20/07/11 16:14:29.804 +0800 | All IPC clients connected
++++++++++++++++++++++++++++++++++++++++++++++++++++++++...

--

Is this phenomena indicates that it's a bug in old libuv implementation? Or I just simply misused the libuv APIs?
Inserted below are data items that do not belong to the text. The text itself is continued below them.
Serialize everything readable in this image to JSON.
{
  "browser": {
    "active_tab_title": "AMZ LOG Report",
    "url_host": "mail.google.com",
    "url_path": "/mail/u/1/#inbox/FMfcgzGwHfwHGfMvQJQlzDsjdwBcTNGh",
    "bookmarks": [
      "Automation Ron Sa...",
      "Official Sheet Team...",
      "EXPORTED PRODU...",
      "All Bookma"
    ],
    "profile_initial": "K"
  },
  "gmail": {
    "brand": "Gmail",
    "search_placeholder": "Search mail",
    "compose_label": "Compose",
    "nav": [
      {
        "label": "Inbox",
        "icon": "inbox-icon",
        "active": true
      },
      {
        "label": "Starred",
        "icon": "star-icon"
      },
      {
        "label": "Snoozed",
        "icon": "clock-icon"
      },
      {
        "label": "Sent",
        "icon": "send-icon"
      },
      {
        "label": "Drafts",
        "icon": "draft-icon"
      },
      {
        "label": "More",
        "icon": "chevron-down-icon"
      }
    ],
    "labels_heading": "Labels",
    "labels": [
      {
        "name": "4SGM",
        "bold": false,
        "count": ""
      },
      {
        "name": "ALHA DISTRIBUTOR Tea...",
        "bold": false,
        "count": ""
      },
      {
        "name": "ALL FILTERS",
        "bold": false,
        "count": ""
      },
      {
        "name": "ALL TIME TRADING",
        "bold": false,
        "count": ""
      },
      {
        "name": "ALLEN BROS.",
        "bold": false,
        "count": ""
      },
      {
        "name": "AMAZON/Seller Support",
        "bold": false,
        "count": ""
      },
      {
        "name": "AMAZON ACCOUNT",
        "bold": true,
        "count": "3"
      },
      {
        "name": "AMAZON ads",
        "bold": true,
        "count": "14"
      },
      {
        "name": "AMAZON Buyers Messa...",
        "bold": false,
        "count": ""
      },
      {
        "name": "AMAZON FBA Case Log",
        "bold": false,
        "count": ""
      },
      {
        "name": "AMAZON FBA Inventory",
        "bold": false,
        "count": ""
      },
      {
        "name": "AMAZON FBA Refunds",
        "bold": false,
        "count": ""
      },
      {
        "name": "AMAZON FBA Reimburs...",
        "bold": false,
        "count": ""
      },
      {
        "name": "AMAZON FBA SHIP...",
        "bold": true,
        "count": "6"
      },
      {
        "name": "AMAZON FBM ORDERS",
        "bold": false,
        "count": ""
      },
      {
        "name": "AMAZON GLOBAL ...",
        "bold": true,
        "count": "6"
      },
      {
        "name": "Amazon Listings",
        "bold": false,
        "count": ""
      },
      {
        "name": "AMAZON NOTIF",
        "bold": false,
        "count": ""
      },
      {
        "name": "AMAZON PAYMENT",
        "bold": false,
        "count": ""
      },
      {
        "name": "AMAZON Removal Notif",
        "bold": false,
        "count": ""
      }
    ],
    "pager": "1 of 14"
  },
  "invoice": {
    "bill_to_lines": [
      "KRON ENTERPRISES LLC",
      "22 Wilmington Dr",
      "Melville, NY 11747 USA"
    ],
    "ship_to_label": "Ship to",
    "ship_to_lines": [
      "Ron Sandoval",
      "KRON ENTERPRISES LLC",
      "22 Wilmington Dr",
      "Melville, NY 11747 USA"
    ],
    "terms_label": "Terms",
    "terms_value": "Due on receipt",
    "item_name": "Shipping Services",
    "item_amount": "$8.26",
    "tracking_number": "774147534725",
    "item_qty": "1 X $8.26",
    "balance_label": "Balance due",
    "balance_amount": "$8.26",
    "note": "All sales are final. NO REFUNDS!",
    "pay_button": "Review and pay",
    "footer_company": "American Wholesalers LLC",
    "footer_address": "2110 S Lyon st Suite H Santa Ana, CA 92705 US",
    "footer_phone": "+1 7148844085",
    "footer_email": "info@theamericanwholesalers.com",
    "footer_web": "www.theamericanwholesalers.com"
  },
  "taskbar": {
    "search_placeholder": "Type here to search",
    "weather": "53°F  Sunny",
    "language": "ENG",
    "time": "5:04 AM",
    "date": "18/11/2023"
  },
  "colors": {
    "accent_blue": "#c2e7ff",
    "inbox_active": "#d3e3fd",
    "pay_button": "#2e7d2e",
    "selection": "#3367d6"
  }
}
leiless commented 4 years ago

According to uv_pipe_connect(), it'll poll UV_HANDLE_READABLE | UV_HANDLE_WRITABLE for given uv_pipe_t* handle, in our case, it's ipc_client:


  err = 0;
  if (new_sock) {
    err = uv__stream_open((uv_stream_t*)handle,
                          uv__stream_fd(handle),
                          UV_HANDLE_READABLE | UV_HANDLE_WRITABLE);
  }

  if (err == 0)
    uv__io_start(handle->loop, &handle->io_watcher, POLLOUT);

Later in our ipc_client_connect_cb(), we shouldn't poll the same fd(backed by ipc_client) more than once?

https://github.com/libuv/libuv/pull/2686

Creating a second poll handle over the same fd is not supported. Currently we do give an error if the handle is running,...

https://github.com/libuv/libuv/issues/2387

Are you using 2 different poll handles for the same fd?